Begini, memang kerugian terbesar dari kasus 3 dialami oleh korban defri.
Namun apa yang dialami faisal sebagi penjual tentu bisa merusak reputasinya dan
ke depannya bisa jadi akan sangat mempengaruhi penjualan dari faisal. Dan satu
lagi, defri secara langsung telah tertipu dengan memberikan dana berlebih
(yang asalnya dari faisal) kepada Penipu.
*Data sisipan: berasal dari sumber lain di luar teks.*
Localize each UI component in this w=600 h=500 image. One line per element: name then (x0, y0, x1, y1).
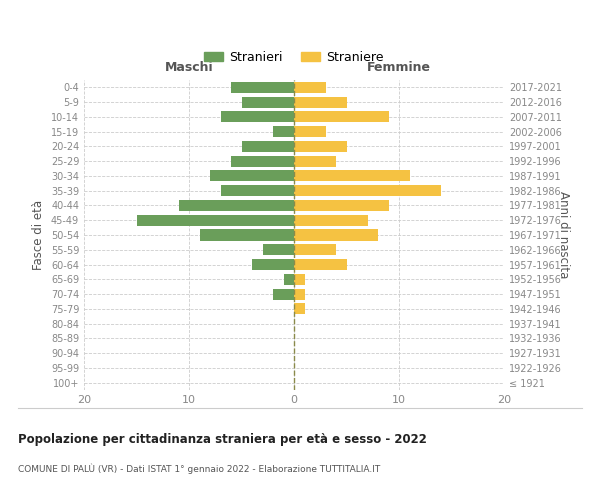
Bar (273, 288, 294, 300)
Bar (294, 259, 347, 270)
Bar (221, 112, 294, 122)
Bar (273, 126, 294, 137)
Bar (231, 156, 294, 166)
Y-axis label: Anni di nascita: Anni di nascita (557, 192, 570, 278)
Text: Femmine: Femmine (367, 61, 431, 74)
Bar (179, 200, 294, 211)
Text: COMUNE DI PALÙ (VR) - Dati ISTAT 1° gennaio 2022 - Elaborazione TUTTITALIA.IT: COMUNE DI PALÙ (VR) - Dati ISTAT 1° genn… (18, 464, 380, 474)
Bar (294, 200, 389, 211)
Bar (137, 214, 294, 226)
Bar (210, 170, 294, 181)
Bar (241, 96, 294, 108)
Bar (294, 304, 305, 314)
Bar (294, 185, 441, 196)
Text: Popolazione per cittadinanza straniera per età e sesso - 2022: Popolazione per cittadinanza straniera p… (18, 432, 427, 446)
Bar (294, 274, 305, 285)
Bar (294, 288, 305, 300)
Bar (294, 170, 409, 181)
Bar (294, 156, 336, 166)
Bar (252, 259, 294, 270)
Bar (294, 112, 389, 122)
Bar (294, 230, 378, 240)
Bar (241, 141, 294, 152)
Bar (294, 214, 367, 226)
Bar (294, 82, 325, 93)
Y-axis label: Fasce di età: Fasce di età (32, 200, 45, 270)
Bar (199, 230, 294, 240)
Text: Maschi: Maschi (164, 61, 214, 74)
Legend: Stranieri, Straniere: Stranieri, Straniere (199, 46, 389, 69)
Bar (221, 185, 294, 196)
Bar (294, 244, 336, 256)
Bar (294, 126, 325, 137)
Bar (294, 141, 347, 152)
Bar (263, 244, 294, 256)
Bar (294, 96, 347, 108)
Bar (231, 82, 294, 93)
Bar (284, 274, 294, 285)
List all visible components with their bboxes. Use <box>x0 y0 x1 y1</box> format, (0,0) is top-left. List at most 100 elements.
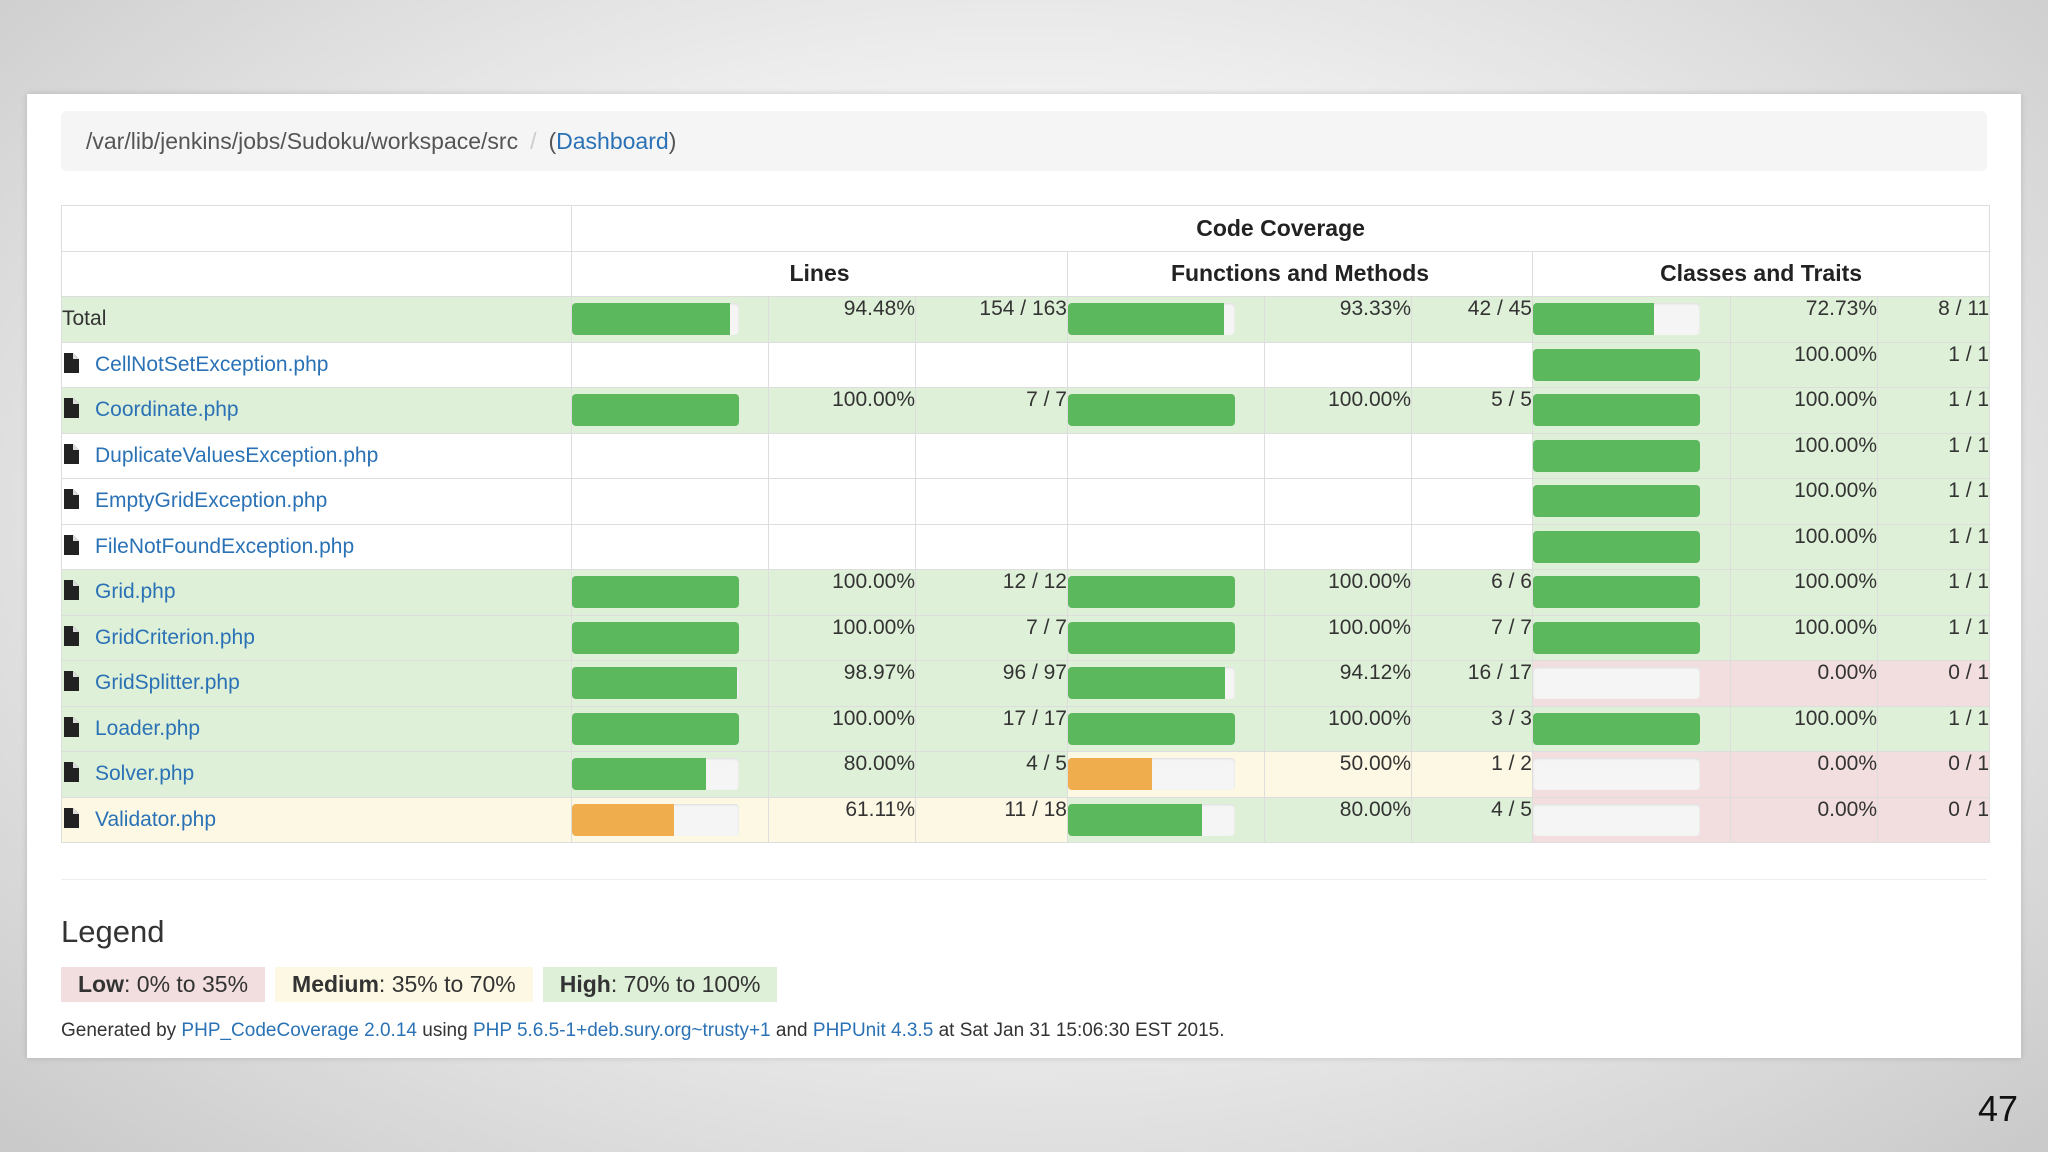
functions-progress-bar <box>1068 621 1235 654</box>
legend-medium-label: Medium <box>292 971 379 997</box>
lines-percent: 94.48% <box>768 296 916 343</box>
lines-ratio: 12 / 12 <box>915 569 1068 616</box>
file-link[interactable]: Solver.php <box>95 762 195 786</box>
lines-progress-bar <box>572 712 739 745</box>
breadcrumb-close-paren: ) <box>668 128 677 154</box>
lines-bar-cell <box>571 478 769 525</box>
classes-ratio: 1 / 1 <box>1876 523 1991 570</box>
functions-ratio: 5 / 5 <box>1411 387 1533 434</box>
classes-percent: 100.00% <box>1730 478 1878 525</box>
table-row: Validator.php 61.11% 11 / 18 80.00% 4 / 5 0.0… <box>61 796 1991 843</box>
functions-progress-bar <box>1068 712 1235 745</box>
classes-bar-cell <box>1532 796 1731 843</box>
functions-ratio: 1 / 2 <box>1411 751 1533 798</box>
classes-bar-cell <box>1532 341 1731 388</box>
file-link[interactable]: DuplicateValuesException.php <box>95 443 379 467</box>
classes-percent: 100.00% <box>1730 614 1878 661</box>
functions-bar-cell <box>1067 660 1265 707</box>
classes-percent: 100.00% <box>1730 341 1878 388</box>
classes-progress-bar <box>1533 348 1700 381</box>
lines-ratio: 7 / 7 <box>915 614 1068 661</box>
legend: Low: 0% to 35% Medium: 35% to 70% High: … <box>61 967 778 1002</box>
functions-percent: 100.00% <box>1264 614 1412 661</box>
lines-percent: 100.00% <box>768 387 916 434</box>
file-icon <box>64 807 79 828</box>
classes-bar-cell <box>1532 751 1731 798</box>
functions-bar-cell <box>1067 432 1265 479</box>
file-link[interactable]: CellNotSetException.php <box>95 352 329 376</box>
phpunit-link[interactable]: PHPUnit 4.3.5 <box>812 1020 934 1041</box>
functions-ratio <box>1411 432 1533 479</box>
lines-bar-cell <box>571 432 769 479</box>
classes-progress-bar <box>1533 803 1700 836</box>
functions-bar-cell <box>1067 478 1265 525</box>
code-coverage-header: Code Coverage <box>570 205 1991 252</box>
file-link[interactable]: Validator.php <box>95 807 217 831</box>
classes-progress-fill <box>1533 439 1700 472</box>
file-link[interactable]: EmptyGridException.php <box>95 489 328 513</box>
file-link[interactable]: FileNotFoundException.php <box>95 534 355 558</box>
functions-bar-cell <box>1067 296 1265 343</box>
lines-ratio <box>915 432 1068 479</box>
legend-low-label: Low <box>78 971 124 997</box>
file-icon <box>64 625 79 646</box>
file-name-cell: Loader.php <box>61 705 572 752</box>
classes-bar-cell <box>1532 660 1731 707</box>
functions-bar-cell <box>1067 523 1265 570</box>
lines-header: Lines <box>571 250 1068 297</box>
lines-percent <box>768 478 916 525</box>
functions-percent <box>1264 523 1412 570</box>
classes-progress-fill <box>1533 485 1700 518</box>
functions-progress-fill <box>1068 667 1226 700</box>
classes-percent: 0.00% <box>1730 751 1878 798</box>
functions-bar-cell <box>1067 614 1265 661</box>
file-icon <box>64 762 79 783</box>
classes-bar-cell <box>1532 478 1731 525</box>
file-link[interactable]: Grid.php <box>95 580 176 604</box>
lines-progress-bar <box>572 303 739 336</box>
lines-ratio <box>915 478 1068 525</box>
legend-high-label: High <box>559 971 611 997</box>
file-link[interactable]: GridCriterion.php <box>95 625 255 649</box>
lines-bar-cell <box>571 387 769 434</box>
functions-methods-header: Functions and Methods <box>1067 250 1533 297</box>
classes-progress-bar <box>1533 712 1700 745</box>
lines-ratio: 4 / 5 <box>915 751 1068 798</box>
classes-progress-fill <box>1533 621 1700 654</box>
lines-ratio: 7 / 7 <box>915 387 1068 434</box>
classes-ratio: 1 / 1 <box>1876 569 1991 616</box>
header-blank-cell <box>61 205 572 252</box>
legend-low-range: : 0% to 35% <box>124 971 249 997</box>
coverage-table: Code Coverage Lines Functions and Method… <box>61 205 1991 843</box>
file-link[interactable]: Loader.php <box>95 716 201 740</box>
file-link[interactable]: GridSplitter.php <box>95 671 240 695</box>
functions-progress-fill <box>1068 394 1235 427</box>
classes-progress-fill <box>1533 712 1700 745</box>
classes-percent: 100.00% <box>1730 705 1878 752</box>
php-version-link[interactable]: PHP 5.6.5-1+deb.sury.org~trusty+1 <box>472 1020 771 1041</box>
divider <box>61 879 1987 880</box>
lines-progress-bar <box>572 576 739 609</box>
functions-progress-fill <box>1068 576 1235 609</box>
slide-number: 47 <box>1977 1088 2018 1129</box>
file-icon <box>64 352 79 373</box>
functions-bar-cell <box>1067 387 1265 434</box>
classes-percent: 72.73% <box>1730 296 1878 343</box>
classes-progress-fill <box>1533 348 1700 381</box>
classes-progress-bar <box>1533 394 1700 427</box>
legend-medium-range: : 35% to 70% <box>378 971 516 997</box>
lines-progress-fill <box>572 803 675 836</box>
classes-ratio: 1 / 1 <box>1876 705 1991 752</box>
dashboard-link[interactable]: Dashboard <box>556 128 669 154</box>
lines-progress-bar <box>572 758 739 791</box>
file-link[interactable]: Coordinate.php <box>95 398 239 422</box>
lines-progress-bar <box>572 394 739 427</box>
classes-ratio: 1 / 1 <box>1876 478 1991 525</box>
file-icon <box>64 534 79 555</box>
breadcrumb: /var/lib/jenkins/jobs/Sudoku/workspace/s… <box>61 111 1987 171</box>
php-codecoverage-link[interactable]: PHP_CodeCoverage 2.0.14 <box>181 1020 417 1041</box>
legend-medium: Medium: 35% to 70% <box>275 967 533 1002</box>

Bagaimana cara menghindari penipuan transaksi segitiga
seperti kasus 3 kasus diatas?
Dalam hal ini yang sangat harus diperhatikan adalah kebijakan dari
rekber yang digunakan. Sebagai catatan khusus, rekber yang baik adalah rekber
yang mewajibkan anggotanya untuk mencantumkan rekening yang dimiliki calon
anggota dan wajib didaftarkan untuk diverifikasi ketika mendaftar. Rekber
kemudian akan memproses setiap transaksi dari anggota-anggota terdaftar dengan
tujuan atau yang berasal dari rekening-rekening yang sudah terdaftar. Jika ada
transaksi yang meminta tujuan “dialihkan” ke rekening tertentu, tentu ada
sebuah kejanggalan dan pihak rekber tentu memiliki kebijakan sendiri dan berhak
membatalkan transaksi tersebut untuk melindungi dana pembeli dan reputasi
penjual. Bukan begitu?
Bagaimana kita bisa menilai rekber yang benar-benar menjamin keamanan
bertransaksi? Rekber yang terjamin keamanannya biasanya memiliki beberapa ciri
tertentu. Pertama, sebagai pihak ketiga dalam hal
pembayaran online, Rekber tentunya memiliki website resmi sendiri. Website
resmi dalam hal pembayaran sendiri tentunya harus memiliki sistem
keamanan sendiri. Oleh karena itu, website pembayaran yang aman biasanya
menggunakan secure website (terlihat di bar alamat website dan biasanya dengan
menggunakan https://).
Kedua, sebagai badan usaha, rekber yang aman adalah rekber yang memiliki
badan hukum usaha atau dengan kata lain sudah berdiri sebagai perseroan (PT)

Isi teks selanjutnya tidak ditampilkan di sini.